The final tally for this inning: Four different pitchers were used. Two of whom didn't retire the only batter they were brought in for. They threw 19 pitches facing 6 different batters.Arizona entered 3 pinch hitters into the game. But by the end of the frame, the Giants got the job done, escaping without giving up a run. (Epilogue: Sergio Romo got the side in order in an uneventful 9th).  For a completely meaningless game, this whole sequence throughout this half inning was extremely intense. I was mentally exhausted, not to mention freezing from having to sit through this in a mid 50s night with that wind rolling in from the San Francisco Bay.
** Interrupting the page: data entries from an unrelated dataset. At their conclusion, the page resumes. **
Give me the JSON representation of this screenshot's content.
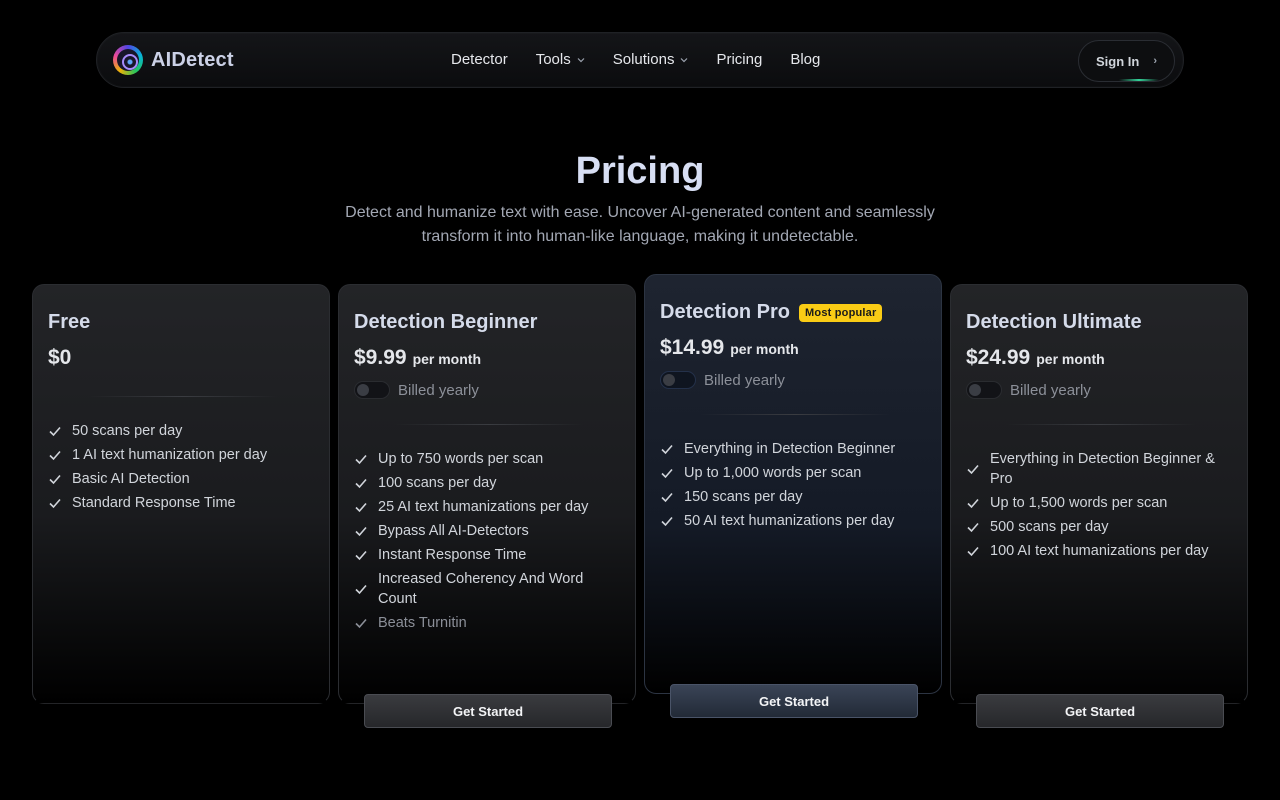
{
  "brand": {
    "name": "AIDetect"
  },
  "nav": {
    "links": [
      "Detector",
      "Tools",
      "Solutions",
      "Pricing",
      "Blog"
    ],
    "signin": "Sign In",
    "signin_arrow": "›"
  },
  "hero": {
    "title": "Pricing",
    "subtitle": "Detect and humanize text with ease. Uncover AI-generated content and seamlessly transform it into human-like language, making it undetectable."
  },
  "plans": [
    {
      "name": "Free",
      "price": "$0",
      "features": [
        "50 scans per day",
        "1 AI text humanization per day",
        "Basic AI Detection",
        "Standard Response Time"
      ]
    },
    {
      "name": "Detection Beginner",
      "price": "$9.99",
      "unit": "per month",
      "billing": "Billed yearly",
      "features": [
        "Up to 750 words per scan",
        "100 scans per day",
        "25 AI text humanizations per day",
        "Bypass All AI-Detectors",
        "Instant Response Time",
        "Increased Coherency And Word Count",
        "Beats Turnitin"
      ],
      "cta": "Get Started"
    },
    {
      "name": "Detection Pro",
      "badge": "Most popular",
      "price": "$14.99",
      "unit": "per month",
      "billing": "Billed yearly",
      "features": [
        "Everything in Detection Beginner",
        "Up to 1,000 words per scan",
        "150 scans per day",
        "50 AI text humanizations per day"
      ],
      "cta": "Get Started"
    },
    {
      "name": "Detection Ultimate",
      "price": "$24.99",
      "unit": "per month",
      "billing": "Billed yearly",
      "features": [
        "Everything in Detection Beginner & Pro",
        "Up to 1,500 words per scan",
        "500 scans per day",
        "100 AI text humanizations per day"
      ],
      "cta": "Get Started"
    }
  ],
  "colors": {
    "badge": "#facc15",
    "background": "#000000",
    "title": "#d7def3"
  }
}
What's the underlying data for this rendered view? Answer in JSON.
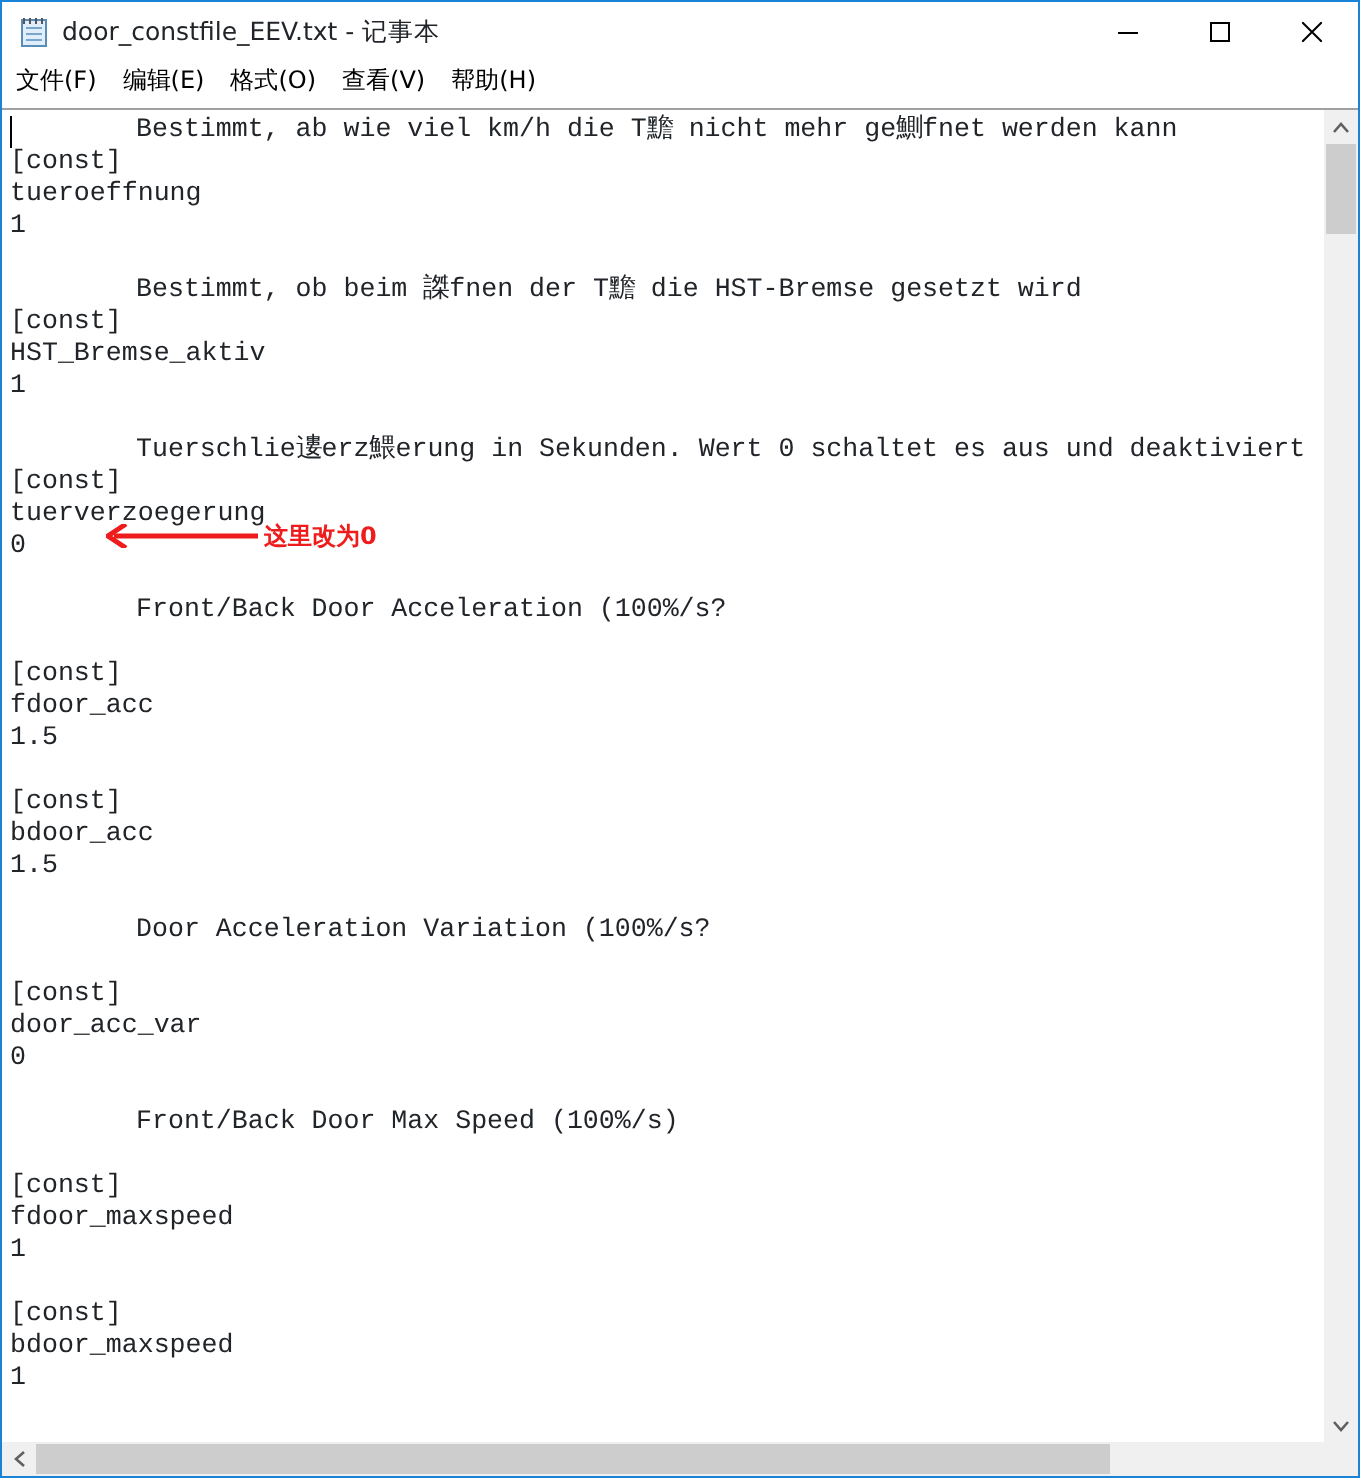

But I LOVED IT! It was one of the most exciting series of events I witnessed live in the 55 MLB games I've attended. Pundits will say that "nothing" happened. The score was 2-0 heading into the inning, and that's how the game finished. But the deep usage of the bullpen and pinch hitters added an element of game theory and strategy that kept the fans on the edge of their seat throughout.

But I lament the fact that with the new rules brought into place starting next season we won't be able to witness this anymore. MLB is instituting a three batter minimum per relief pitcher.  This is ostensibly to reduce average game times. Maybe it's just me, but I'd rather sit through an exciting 3 hours and 5 minutes than a boring 2 hours and 50 minutes.